The death penalty fosters revenge, not justice

The death penalty fosters revenge, not justice June 21, 2016

…says Pope Francis.

He’s perfectly right of course.

When the pope speaks from his years of experience as a pastor about such matters, he tends to be met by laptop theoreticians who much prefer diagrams about “retributive justice” derived from years of reading abstractions in manuals somewhere.

It reminds me of a conversation I once had with Jimmy Akin in which we were noodling the arguments made by various zealots for rationalizing the bombings of Hiroshima and Nagasaki. Jimmy, being the eminently fair-minded man he is was trying to give the devil his due and come up with some kind of way in which such acts of mass murder might conceivably be morally justified (cities filled with nothing but enemy soldiers, etc.) Finally, I remarked on the weirdness of our conversation, “Sure. In a *perfect* world, we could incinerate 200,000 people without sin. But we are talking about this fallen and imperfect world.”

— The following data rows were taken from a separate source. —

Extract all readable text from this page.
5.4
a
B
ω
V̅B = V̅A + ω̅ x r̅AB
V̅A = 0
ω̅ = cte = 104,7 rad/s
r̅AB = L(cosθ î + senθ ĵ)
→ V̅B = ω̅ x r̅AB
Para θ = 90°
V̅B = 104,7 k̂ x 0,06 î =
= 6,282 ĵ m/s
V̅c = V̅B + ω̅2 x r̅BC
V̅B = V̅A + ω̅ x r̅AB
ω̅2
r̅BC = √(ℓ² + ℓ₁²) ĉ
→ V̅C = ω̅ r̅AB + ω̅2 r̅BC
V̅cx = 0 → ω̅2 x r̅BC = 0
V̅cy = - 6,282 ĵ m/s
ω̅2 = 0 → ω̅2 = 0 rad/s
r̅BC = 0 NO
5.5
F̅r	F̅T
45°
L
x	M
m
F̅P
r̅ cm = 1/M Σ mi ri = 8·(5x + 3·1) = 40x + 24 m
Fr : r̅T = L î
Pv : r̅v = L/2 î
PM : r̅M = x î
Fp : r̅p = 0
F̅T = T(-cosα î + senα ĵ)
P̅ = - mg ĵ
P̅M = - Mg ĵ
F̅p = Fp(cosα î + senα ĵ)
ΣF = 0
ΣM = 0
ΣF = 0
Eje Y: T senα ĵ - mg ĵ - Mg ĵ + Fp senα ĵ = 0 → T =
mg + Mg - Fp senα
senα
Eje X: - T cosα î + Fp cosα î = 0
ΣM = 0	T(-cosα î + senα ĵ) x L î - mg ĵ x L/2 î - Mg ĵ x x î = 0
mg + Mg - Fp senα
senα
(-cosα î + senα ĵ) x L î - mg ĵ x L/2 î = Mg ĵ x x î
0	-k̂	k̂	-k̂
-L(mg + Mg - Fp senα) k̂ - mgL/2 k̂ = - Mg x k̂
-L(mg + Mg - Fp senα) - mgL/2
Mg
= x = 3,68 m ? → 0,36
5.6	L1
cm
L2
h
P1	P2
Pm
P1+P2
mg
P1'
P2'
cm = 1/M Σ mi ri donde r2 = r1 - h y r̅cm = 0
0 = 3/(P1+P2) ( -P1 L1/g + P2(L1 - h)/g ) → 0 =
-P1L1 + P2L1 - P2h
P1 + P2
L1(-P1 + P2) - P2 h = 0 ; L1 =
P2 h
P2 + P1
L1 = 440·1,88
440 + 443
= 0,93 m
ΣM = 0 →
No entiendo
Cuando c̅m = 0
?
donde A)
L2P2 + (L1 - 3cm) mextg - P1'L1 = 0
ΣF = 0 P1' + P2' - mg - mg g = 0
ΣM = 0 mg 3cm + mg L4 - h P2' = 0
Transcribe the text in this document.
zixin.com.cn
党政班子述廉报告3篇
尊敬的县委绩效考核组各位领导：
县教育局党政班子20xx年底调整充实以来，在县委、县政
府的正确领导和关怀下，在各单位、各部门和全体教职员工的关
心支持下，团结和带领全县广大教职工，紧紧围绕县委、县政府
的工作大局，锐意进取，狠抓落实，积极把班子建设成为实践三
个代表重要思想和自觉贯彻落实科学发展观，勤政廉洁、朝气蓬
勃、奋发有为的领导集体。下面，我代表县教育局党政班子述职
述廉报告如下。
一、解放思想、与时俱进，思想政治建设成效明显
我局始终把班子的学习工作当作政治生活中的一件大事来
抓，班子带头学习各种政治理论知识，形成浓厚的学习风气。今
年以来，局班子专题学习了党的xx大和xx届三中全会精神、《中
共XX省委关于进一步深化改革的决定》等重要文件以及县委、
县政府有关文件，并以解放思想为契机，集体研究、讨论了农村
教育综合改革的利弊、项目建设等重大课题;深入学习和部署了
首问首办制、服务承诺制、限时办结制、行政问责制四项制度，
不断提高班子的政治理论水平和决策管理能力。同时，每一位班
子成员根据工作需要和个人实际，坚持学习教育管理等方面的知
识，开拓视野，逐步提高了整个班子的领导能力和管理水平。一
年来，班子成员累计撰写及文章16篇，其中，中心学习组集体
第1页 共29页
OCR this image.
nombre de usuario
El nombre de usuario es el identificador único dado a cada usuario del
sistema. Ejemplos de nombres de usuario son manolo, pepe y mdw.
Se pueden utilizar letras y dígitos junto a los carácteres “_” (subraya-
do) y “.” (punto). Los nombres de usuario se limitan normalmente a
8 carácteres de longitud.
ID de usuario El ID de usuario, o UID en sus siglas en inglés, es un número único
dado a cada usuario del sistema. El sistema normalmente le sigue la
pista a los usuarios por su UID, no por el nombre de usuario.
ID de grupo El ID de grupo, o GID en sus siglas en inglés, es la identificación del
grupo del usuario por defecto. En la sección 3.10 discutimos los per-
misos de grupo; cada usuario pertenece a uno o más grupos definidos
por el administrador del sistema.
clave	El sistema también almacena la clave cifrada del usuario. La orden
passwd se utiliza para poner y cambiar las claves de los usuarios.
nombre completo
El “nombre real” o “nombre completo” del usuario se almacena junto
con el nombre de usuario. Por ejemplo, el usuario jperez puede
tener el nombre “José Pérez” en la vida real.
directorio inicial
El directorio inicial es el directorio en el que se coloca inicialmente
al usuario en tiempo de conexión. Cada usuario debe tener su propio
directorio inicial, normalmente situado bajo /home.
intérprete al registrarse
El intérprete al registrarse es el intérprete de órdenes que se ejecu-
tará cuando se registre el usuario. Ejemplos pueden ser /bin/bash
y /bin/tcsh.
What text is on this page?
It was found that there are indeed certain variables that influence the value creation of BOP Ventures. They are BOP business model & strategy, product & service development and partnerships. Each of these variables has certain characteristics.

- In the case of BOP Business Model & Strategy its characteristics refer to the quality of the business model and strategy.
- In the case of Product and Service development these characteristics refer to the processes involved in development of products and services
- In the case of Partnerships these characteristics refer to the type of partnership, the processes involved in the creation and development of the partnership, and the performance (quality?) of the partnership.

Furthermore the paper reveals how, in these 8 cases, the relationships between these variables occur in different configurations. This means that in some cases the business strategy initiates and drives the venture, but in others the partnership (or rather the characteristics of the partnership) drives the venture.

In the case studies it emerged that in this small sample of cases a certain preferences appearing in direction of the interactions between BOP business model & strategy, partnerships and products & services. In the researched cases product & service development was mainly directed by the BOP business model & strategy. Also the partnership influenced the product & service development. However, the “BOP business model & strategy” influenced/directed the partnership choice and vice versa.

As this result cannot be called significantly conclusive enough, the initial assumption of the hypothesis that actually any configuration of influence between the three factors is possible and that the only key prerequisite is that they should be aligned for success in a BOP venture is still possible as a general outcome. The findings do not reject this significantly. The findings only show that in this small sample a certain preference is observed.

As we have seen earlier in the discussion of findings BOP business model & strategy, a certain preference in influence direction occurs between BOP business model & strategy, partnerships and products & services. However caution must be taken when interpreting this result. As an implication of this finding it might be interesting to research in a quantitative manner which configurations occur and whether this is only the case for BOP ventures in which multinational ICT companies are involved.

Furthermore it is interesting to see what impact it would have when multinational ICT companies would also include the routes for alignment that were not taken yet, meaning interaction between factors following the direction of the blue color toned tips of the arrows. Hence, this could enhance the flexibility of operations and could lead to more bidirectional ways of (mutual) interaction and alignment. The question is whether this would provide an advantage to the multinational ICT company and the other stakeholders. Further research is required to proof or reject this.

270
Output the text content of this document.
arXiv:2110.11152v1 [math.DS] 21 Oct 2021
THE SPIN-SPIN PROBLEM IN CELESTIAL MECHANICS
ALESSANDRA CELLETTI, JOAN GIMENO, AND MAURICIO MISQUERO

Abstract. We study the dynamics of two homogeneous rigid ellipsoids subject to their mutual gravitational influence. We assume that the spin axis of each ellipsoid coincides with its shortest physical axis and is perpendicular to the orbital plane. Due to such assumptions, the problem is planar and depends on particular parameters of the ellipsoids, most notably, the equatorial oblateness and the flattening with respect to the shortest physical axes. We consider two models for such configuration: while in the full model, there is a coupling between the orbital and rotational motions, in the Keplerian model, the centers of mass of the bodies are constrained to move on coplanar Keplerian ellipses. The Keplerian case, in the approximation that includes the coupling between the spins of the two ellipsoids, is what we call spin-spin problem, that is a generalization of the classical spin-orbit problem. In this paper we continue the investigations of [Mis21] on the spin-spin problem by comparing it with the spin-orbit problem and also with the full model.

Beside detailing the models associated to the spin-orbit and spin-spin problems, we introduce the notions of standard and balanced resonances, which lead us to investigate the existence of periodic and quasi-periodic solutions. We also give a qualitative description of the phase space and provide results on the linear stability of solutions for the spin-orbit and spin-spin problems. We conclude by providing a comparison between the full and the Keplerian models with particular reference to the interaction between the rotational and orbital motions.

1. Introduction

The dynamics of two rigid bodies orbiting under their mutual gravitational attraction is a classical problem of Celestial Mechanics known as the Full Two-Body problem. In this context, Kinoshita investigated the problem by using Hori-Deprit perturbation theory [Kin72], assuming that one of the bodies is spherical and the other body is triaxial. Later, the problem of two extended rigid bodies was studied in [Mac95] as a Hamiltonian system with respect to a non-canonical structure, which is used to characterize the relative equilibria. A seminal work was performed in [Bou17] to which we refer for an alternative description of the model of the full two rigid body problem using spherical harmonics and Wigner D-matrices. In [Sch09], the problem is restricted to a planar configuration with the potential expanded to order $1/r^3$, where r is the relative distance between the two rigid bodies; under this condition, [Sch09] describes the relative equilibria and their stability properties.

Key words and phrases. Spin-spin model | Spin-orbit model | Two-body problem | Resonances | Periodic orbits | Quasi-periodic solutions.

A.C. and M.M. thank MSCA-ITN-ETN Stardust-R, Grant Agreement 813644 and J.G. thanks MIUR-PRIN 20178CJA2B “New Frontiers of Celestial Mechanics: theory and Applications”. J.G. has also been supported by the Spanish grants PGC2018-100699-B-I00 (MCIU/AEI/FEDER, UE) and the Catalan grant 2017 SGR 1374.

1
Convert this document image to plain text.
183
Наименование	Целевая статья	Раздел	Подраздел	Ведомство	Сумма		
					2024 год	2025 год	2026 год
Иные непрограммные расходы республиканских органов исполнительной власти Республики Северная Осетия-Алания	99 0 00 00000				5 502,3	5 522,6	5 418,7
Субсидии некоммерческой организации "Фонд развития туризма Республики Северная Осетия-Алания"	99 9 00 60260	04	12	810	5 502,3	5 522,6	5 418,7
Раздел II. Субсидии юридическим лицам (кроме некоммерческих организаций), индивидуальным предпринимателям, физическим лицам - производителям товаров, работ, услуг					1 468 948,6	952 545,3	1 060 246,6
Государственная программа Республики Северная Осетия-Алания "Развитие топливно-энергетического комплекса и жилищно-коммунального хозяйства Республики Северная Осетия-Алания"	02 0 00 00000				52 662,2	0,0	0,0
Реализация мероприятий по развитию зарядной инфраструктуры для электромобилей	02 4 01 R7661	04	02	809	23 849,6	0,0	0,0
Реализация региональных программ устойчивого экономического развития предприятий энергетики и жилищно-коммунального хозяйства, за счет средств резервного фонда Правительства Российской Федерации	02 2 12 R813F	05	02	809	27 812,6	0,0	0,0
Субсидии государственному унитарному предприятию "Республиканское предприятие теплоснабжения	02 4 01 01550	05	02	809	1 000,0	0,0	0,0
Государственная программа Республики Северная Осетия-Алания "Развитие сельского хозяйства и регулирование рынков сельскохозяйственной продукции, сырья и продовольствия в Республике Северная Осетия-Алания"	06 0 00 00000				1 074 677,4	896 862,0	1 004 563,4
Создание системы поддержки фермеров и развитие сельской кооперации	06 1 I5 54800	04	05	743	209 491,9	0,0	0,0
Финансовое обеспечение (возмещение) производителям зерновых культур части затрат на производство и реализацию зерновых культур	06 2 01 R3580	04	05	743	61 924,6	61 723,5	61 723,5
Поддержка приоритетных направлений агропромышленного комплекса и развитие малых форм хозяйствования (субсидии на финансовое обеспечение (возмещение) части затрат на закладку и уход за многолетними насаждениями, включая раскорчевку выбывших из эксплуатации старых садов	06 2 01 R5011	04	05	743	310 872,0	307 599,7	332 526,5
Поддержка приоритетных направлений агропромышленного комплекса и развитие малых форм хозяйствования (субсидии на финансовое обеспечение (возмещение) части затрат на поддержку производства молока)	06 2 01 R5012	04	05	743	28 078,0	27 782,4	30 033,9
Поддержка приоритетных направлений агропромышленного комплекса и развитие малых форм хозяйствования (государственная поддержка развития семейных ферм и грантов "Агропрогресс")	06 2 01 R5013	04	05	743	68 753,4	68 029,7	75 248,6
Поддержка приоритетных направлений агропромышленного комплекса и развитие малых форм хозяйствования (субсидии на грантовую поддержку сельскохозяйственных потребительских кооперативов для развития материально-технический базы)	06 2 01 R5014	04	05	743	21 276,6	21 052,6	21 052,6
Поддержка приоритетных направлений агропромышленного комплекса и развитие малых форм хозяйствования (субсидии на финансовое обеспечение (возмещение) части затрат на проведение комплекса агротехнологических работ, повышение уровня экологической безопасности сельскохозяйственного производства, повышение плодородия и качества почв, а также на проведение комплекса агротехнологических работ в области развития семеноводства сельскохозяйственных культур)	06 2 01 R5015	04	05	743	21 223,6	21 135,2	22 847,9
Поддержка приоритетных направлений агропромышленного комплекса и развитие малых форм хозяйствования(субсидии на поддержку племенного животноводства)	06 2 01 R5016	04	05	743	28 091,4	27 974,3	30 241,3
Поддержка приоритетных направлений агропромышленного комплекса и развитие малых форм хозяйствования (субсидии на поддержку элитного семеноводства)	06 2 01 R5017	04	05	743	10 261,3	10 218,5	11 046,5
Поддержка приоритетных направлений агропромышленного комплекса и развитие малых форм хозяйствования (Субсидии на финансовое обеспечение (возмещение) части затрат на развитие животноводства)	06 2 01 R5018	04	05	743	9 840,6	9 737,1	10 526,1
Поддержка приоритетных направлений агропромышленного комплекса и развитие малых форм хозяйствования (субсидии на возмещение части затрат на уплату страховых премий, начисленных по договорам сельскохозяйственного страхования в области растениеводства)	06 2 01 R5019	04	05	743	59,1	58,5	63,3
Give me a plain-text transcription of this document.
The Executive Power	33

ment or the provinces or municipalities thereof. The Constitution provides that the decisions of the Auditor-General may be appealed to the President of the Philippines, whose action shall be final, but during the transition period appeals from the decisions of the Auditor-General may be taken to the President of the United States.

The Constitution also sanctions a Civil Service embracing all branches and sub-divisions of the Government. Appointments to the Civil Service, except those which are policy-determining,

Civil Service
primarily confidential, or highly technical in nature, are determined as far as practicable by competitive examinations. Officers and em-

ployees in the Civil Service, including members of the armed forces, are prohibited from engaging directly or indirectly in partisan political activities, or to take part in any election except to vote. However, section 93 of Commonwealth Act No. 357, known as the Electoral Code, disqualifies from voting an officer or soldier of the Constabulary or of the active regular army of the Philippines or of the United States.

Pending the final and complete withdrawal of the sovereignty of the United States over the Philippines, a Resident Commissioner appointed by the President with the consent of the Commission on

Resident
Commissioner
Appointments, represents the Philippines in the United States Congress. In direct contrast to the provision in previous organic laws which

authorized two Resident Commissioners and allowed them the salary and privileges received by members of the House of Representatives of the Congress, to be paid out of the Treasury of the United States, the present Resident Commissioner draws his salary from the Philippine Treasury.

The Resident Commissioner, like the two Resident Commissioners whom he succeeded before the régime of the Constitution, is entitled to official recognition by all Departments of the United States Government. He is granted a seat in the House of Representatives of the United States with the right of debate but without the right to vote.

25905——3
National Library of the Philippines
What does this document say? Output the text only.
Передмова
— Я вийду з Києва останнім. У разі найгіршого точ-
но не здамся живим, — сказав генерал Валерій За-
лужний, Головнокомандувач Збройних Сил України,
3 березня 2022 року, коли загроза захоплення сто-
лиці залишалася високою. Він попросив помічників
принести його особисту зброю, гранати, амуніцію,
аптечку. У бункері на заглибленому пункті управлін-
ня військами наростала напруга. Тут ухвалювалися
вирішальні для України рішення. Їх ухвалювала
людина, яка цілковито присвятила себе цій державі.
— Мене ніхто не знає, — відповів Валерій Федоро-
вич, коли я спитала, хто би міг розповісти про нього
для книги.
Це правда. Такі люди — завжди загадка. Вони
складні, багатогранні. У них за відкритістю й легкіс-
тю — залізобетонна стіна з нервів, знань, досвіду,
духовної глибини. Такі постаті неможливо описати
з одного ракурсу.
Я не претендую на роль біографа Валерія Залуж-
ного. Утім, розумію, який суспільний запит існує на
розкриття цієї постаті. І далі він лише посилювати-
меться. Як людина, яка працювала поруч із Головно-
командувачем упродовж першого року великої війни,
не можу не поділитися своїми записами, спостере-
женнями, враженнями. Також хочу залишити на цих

Arguments for the death penalty have that same surreal quality. Sure, in perfect world we could gas, hang, electrocute, and shoot people without sin. But in this fallen world, what we are really talking about is a) killing innocent to the tune of about 4% of our victims and b) inspiring in death penalty fans a raging and deadly vengefulness that is poison to their souls. Here is what all that abstract stuff about “retributive justice” comes down to in the lived experience of death penalty zealots:

Bundy photos: AP Photo/Mark Foley

The Pope is right.  Abolish the death penalty.  Any list that includes Saudi Arabia, Iran, Iraq, Communist China, and North Korea is not a list the United States wants to be on.

Be more prolife, not less.

And, by the way, my cousin came within a whisker of being one of Bundy’s victims, so this is  not an abstraction for me.